Situating the demonstration table inside the exhibition meant that the scent of warm wax lingered in the air, an evocative reminder of the unusual process that governs this resist technique. Also helpful was the inclusion of three traditional panels in varying stages of completion. Like other resist processes, batik requires the designer to think in reverse, planning which areas to protect from dye and which to expose. As this anniversary exhibition was meant not only to celebrate existing batik, but also to encourage others to take up the craft, these educational elements offered helpful introductions to the basic principals.
While the decision to place traditional examples at the front of the gallery makes sense chronologically, it also served to show that the fineness and sensitivity of craftspeople of the past is often poorly replicated with our contemporary skills. The skilful work found in a beautiful coat with batik panels and intricate embroidery, on loan from the African textile scholar John Gillow, for example, found no rivals amongst the work in the contemporary section. Situating the historical textiles at the end of the exhibition would not have offered a better solution, but the possibility of combining old and new may have encouraged a more dynamic relationship between works. In its current configuration, the two felt quite separate. The bulk of contemporary work is personal in nature and no longer aspires to function as a textile, instead embracing the role of wall hanging and even framed portrait. In contrast, the traditional work varies greatly in colour, pattern and material but is united by culturally defined traditions that adhere to established meanings governing the use of colour and pattern. Aesthetic and conceptual connections provide difficult to establish, in part because of the configuration of the exhibition display.

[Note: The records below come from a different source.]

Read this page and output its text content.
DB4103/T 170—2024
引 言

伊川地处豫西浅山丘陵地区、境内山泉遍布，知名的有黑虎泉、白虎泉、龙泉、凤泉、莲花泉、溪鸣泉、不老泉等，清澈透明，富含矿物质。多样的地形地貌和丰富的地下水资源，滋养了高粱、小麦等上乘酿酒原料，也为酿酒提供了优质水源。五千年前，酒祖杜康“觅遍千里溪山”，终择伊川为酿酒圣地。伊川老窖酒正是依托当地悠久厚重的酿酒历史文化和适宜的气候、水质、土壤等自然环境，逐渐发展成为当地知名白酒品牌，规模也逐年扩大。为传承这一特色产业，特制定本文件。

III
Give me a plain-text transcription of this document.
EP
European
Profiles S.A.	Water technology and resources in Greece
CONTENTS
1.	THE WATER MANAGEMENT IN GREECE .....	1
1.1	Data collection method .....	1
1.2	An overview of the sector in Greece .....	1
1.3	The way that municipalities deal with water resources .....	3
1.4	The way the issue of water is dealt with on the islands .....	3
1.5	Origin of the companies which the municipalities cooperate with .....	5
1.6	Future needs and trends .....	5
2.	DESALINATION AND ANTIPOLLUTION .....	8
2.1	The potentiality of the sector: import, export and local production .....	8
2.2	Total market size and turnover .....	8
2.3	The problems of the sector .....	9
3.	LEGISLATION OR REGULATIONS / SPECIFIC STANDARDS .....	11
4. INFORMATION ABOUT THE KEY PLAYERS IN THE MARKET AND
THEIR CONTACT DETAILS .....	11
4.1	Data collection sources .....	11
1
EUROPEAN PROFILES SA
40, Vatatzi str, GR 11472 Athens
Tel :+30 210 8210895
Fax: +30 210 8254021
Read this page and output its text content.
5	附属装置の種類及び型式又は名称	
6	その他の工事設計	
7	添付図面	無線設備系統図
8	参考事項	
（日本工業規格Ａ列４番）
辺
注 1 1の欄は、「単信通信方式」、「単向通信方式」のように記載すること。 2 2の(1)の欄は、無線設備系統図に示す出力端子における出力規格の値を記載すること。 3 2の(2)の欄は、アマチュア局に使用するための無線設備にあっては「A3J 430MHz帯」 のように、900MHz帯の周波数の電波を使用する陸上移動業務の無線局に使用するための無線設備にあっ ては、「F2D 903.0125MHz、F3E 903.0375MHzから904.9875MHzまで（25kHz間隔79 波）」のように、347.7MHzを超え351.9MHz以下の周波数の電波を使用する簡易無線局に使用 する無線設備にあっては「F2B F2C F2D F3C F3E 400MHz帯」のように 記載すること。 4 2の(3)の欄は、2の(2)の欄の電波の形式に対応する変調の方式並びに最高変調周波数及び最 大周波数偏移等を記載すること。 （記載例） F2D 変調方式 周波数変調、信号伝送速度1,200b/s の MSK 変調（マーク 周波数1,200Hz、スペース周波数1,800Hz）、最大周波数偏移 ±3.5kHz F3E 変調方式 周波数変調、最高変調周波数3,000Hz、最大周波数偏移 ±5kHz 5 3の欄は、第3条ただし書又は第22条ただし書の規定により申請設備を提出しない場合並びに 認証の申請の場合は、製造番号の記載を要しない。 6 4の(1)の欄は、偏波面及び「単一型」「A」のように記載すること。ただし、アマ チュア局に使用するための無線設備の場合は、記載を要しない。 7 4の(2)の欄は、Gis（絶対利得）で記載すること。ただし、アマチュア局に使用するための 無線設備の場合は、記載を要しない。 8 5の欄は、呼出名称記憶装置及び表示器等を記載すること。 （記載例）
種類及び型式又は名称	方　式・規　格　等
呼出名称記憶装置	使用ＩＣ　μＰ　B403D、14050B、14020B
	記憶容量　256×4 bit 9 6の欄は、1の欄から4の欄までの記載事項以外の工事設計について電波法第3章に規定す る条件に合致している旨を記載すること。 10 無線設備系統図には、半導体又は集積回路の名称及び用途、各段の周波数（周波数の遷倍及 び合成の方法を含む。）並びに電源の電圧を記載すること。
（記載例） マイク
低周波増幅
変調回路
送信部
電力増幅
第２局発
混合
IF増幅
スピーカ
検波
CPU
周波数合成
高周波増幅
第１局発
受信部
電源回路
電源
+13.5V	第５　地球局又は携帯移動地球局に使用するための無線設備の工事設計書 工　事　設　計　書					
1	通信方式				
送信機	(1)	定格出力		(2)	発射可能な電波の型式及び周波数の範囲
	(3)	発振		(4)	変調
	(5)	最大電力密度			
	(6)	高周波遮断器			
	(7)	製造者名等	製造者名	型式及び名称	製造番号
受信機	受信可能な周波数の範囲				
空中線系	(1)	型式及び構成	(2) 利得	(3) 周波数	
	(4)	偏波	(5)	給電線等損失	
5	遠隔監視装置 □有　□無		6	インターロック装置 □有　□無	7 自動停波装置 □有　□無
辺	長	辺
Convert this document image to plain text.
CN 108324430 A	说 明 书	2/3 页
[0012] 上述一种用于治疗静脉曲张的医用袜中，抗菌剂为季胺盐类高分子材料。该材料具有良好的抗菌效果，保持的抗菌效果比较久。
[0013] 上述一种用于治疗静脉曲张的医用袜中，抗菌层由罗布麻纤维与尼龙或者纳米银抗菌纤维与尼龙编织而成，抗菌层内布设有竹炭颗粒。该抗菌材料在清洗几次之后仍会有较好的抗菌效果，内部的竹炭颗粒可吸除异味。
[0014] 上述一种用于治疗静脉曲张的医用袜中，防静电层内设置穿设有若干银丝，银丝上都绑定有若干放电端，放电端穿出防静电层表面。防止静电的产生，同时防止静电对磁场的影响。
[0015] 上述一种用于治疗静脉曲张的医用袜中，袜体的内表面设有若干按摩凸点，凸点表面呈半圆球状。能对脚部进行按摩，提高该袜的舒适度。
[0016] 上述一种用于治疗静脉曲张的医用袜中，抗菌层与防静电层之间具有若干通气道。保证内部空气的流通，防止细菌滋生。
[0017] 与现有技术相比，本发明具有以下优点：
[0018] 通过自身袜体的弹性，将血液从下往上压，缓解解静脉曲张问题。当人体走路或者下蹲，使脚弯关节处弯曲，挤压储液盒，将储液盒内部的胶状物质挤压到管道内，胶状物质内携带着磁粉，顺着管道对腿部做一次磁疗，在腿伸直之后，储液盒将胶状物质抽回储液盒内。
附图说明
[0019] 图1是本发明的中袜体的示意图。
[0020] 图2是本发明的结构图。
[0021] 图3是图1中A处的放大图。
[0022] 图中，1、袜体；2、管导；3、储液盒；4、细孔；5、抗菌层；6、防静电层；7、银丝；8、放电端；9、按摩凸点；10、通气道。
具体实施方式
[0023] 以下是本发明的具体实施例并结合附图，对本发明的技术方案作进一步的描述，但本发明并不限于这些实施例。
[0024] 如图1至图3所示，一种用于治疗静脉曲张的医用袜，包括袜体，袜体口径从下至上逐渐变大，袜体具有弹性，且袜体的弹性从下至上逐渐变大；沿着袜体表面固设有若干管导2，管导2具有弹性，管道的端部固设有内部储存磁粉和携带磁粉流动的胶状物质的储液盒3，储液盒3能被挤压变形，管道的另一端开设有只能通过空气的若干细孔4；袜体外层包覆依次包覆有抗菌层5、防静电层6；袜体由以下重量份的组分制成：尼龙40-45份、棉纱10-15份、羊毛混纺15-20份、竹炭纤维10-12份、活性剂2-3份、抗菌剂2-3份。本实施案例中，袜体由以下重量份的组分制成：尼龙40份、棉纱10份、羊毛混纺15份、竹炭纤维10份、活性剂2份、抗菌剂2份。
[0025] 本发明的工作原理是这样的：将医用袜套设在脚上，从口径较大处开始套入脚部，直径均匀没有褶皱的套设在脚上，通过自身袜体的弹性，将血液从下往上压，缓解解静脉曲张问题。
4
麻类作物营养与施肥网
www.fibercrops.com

While cotton and silk are popular fabrics for batik, a number of works on paper were also included. Less interesting were those that were visually akin to watercolour. But some, such as Diana Fenney’s “Structures: London Eye”, provided a fresh perspective. Helen Dougall’s “New Zealand Garden” also stood out with work cut into sections and reconfigured to offset the imagery thereby abstracting the content. While the majority of contemporary work came from artists based in Britain, a smattering of European countries were also represented. The Belgian artists Hetty van Boekhout’s “Found Object I and II” and Helene de Ridder’s “In Other Words” evidenced a particularly original style that relied on abstract rather than figurative imagery and a limited palette. Both works had a contemplative sensibility, but presented an original response to contemporary practice. Situated at the back of the gallery, “Adrift” a large work by the Guild’s President and celebrated batik artist Noel Dyrenforth stood out not only in scale, but also in the complexity of mark making.
Raising the technical as well as conceptual standards of contemporary work would perhaps allow it to stand on a more equal footing with the exquisite traditional examples on display. Situating Dyrenforth’s “Adrift” alongside a traditional cloth, for example, may have helped viewers see not only the similarities, but also the differences in process and meaning that contemporary batik artists explore today.
An informative illustrated catalogue covering a number of regions in which traditional batik is produced as well as descriptions of techniques from practicing artists accompanies the exhibition.